Monro's efforts to optimize inventories by leveraging strong vendor partnerships have resulted in better availability, quality, and cost of parts and tires, improving the company's cash conversion cycle. Its solid financial position, including operating cash flow generation of $125 million in fiscal 2024 and a strong balance sheet, supports capital return to shareholders through a healthy dividend program.
Financials
In the fourth quarter of fiscal 2024, Monro's sales decreased 0.2% year-over-year to $310.1 million, including $24.4 million for the extra week in the current year period. Comparable store sales increased 0.1% on a reported basis and decreased 7.2% when adjusted for the extra week of sales. Gross margin increased 210 basis points compared to the prior year, primarily due to lower technician labor costs and material costs as a percentage of sales, partially offset by higher fixed occupancy costs.
Outlook
For the first quarter of fiscal 2025, Monro expects to deliver approximately break-even adjusted diluted earnings per share if current top-line trends continue, with preliminary comparable store sales down approximately 12% to date. The company's earnings in fiscal 2025 will largely depend on where comparable store sales land for the full fiscal year, with every 1% change in comps representing about a $0.14 increase or decrease in adjusted diluted earnings per share.

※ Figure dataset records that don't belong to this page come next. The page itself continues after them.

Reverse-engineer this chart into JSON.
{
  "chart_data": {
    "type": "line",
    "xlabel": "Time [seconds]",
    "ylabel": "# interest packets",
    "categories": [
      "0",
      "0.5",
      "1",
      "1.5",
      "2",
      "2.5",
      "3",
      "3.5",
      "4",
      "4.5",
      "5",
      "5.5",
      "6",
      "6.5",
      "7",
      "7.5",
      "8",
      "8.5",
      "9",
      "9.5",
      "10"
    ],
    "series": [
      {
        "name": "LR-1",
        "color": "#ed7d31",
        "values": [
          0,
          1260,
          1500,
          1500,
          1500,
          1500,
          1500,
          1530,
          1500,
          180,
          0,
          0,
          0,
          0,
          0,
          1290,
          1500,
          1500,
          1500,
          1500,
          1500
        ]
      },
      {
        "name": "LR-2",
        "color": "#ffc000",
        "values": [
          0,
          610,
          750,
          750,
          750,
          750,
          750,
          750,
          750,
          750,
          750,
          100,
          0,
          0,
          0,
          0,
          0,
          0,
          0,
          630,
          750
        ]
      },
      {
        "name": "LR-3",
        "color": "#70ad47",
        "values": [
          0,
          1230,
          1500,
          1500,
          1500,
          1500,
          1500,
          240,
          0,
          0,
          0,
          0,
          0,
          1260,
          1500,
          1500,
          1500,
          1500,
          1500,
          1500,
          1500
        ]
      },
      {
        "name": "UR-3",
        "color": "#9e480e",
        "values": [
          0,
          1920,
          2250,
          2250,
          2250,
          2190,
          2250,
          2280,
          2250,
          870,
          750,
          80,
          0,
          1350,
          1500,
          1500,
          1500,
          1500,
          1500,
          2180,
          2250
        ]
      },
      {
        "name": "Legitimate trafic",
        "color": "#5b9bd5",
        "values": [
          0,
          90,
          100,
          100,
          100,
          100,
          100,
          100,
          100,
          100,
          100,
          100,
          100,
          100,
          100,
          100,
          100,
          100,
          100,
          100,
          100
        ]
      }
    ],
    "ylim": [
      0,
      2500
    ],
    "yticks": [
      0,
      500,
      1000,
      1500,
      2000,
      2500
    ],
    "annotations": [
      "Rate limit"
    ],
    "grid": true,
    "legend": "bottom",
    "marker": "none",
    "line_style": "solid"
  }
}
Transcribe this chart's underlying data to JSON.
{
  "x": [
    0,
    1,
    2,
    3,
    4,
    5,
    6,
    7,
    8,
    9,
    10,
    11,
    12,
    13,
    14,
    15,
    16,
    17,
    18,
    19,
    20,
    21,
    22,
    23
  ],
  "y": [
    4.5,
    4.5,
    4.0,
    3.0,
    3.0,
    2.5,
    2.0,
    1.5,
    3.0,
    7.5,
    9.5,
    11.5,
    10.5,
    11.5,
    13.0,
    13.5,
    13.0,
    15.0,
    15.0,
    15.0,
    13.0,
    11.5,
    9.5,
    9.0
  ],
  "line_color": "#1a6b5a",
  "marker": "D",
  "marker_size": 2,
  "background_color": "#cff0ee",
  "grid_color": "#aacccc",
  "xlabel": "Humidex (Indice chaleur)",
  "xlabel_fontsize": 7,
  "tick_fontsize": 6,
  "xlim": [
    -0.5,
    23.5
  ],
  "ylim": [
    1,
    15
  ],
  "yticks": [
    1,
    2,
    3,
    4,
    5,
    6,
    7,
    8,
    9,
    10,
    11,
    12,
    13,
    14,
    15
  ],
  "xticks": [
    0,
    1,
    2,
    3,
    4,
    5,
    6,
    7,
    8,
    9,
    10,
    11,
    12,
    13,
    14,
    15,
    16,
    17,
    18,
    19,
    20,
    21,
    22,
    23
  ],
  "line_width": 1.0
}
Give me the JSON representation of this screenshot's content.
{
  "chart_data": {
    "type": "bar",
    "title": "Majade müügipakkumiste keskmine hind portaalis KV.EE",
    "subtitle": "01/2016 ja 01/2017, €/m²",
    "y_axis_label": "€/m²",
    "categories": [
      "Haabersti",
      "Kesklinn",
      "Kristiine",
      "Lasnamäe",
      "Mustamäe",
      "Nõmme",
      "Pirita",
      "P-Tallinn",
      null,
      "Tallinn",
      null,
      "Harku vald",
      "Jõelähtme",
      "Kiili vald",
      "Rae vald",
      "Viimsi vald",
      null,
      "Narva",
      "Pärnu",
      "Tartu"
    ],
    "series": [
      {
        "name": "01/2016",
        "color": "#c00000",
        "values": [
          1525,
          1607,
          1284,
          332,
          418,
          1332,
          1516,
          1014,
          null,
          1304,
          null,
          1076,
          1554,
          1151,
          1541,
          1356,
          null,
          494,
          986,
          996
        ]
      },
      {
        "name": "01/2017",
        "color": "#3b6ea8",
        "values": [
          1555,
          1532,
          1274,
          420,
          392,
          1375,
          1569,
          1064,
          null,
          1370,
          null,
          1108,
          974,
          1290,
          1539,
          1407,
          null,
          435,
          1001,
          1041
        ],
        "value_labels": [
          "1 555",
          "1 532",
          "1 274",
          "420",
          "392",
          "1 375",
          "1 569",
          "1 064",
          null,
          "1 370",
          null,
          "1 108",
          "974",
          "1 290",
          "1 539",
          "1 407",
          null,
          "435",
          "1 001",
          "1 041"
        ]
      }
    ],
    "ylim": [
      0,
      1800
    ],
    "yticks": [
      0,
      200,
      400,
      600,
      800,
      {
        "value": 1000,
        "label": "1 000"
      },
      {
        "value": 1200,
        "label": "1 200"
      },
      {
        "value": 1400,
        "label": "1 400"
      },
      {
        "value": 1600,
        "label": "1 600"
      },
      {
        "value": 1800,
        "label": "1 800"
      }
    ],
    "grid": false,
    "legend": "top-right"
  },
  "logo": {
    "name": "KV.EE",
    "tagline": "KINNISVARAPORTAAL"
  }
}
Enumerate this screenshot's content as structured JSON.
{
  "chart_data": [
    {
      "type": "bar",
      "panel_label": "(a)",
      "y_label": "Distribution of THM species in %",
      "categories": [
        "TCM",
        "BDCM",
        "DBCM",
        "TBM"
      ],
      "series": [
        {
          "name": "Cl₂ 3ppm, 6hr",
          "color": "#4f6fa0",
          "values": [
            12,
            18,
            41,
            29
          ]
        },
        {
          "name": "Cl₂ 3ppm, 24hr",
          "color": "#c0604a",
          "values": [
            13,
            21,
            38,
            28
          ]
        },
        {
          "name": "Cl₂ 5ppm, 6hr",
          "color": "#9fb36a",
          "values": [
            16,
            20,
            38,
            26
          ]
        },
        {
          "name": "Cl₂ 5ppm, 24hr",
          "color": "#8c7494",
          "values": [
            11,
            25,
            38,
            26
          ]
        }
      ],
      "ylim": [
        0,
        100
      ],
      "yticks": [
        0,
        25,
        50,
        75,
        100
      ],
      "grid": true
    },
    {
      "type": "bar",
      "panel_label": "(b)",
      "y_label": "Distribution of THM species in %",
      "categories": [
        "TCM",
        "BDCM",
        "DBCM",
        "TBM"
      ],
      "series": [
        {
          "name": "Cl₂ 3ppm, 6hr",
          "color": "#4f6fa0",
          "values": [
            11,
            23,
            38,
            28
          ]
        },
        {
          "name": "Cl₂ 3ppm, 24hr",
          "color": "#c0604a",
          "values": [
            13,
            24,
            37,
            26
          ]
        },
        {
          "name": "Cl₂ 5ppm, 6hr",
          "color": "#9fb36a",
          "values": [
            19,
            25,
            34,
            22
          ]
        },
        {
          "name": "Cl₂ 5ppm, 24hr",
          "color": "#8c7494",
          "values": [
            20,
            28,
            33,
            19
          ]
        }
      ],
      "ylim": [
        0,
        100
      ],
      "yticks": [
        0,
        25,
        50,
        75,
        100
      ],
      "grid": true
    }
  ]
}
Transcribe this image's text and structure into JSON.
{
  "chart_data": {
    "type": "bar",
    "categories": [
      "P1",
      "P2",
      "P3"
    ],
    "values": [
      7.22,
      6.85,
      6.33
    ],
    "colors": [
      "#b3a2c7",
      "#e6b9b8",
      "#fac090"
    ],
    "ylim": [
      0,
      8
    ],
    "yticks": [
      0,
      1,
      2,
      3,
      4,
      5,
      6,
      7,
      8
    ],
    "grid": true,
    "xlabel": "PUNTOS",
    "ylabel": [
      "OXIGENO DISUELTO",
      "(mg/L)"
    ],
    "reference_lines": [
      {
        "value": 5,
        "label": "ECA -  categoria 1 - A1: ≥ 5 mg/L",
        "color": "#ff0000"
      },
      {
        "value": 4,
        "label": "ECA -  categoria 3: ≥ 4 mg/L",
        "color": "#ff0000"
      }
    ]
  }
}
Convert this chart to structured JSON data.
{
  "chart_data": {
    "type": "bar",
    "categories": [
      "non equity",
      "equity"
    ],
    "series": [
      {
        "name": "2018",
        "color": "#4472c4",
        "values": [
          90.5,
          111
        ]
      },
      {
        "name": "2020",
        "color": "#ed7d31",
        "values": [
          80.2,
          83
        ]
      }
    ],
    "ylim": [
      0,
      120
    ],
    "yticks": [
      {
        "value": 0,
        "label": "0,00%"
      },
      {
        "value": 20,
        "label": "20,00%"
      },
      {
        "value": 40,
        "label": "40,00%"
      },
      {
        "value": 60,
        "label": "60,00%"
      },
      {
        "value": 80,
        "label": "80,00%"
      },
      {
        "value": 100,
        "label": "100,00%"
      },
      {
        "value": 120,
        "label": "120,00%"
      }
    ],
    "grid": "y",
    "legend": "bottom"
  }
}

Monro expects to generate at least $100 million of operating cash flow, inclusive of continued working capital reductions, in fiscal 2025. The company plans to spend $25 million to $35 million on capital expenditures in the same period.
Conclusion
Monro's business has long-term durability, and while tires are providing a temporary negative impact, the company is navigating the situation well with its actions. Monro has implemented initiatives to offset weakness in the tire market and has made foundational progress that will enable it to benefit when tire volumes recover. Despite the challenges posed by the current macroeconomic environment, the company's business continues to be well-positioned, and it remains confident in its path to restore gross margins back to pre-COVID levels with double-digit operating margins over the longer term.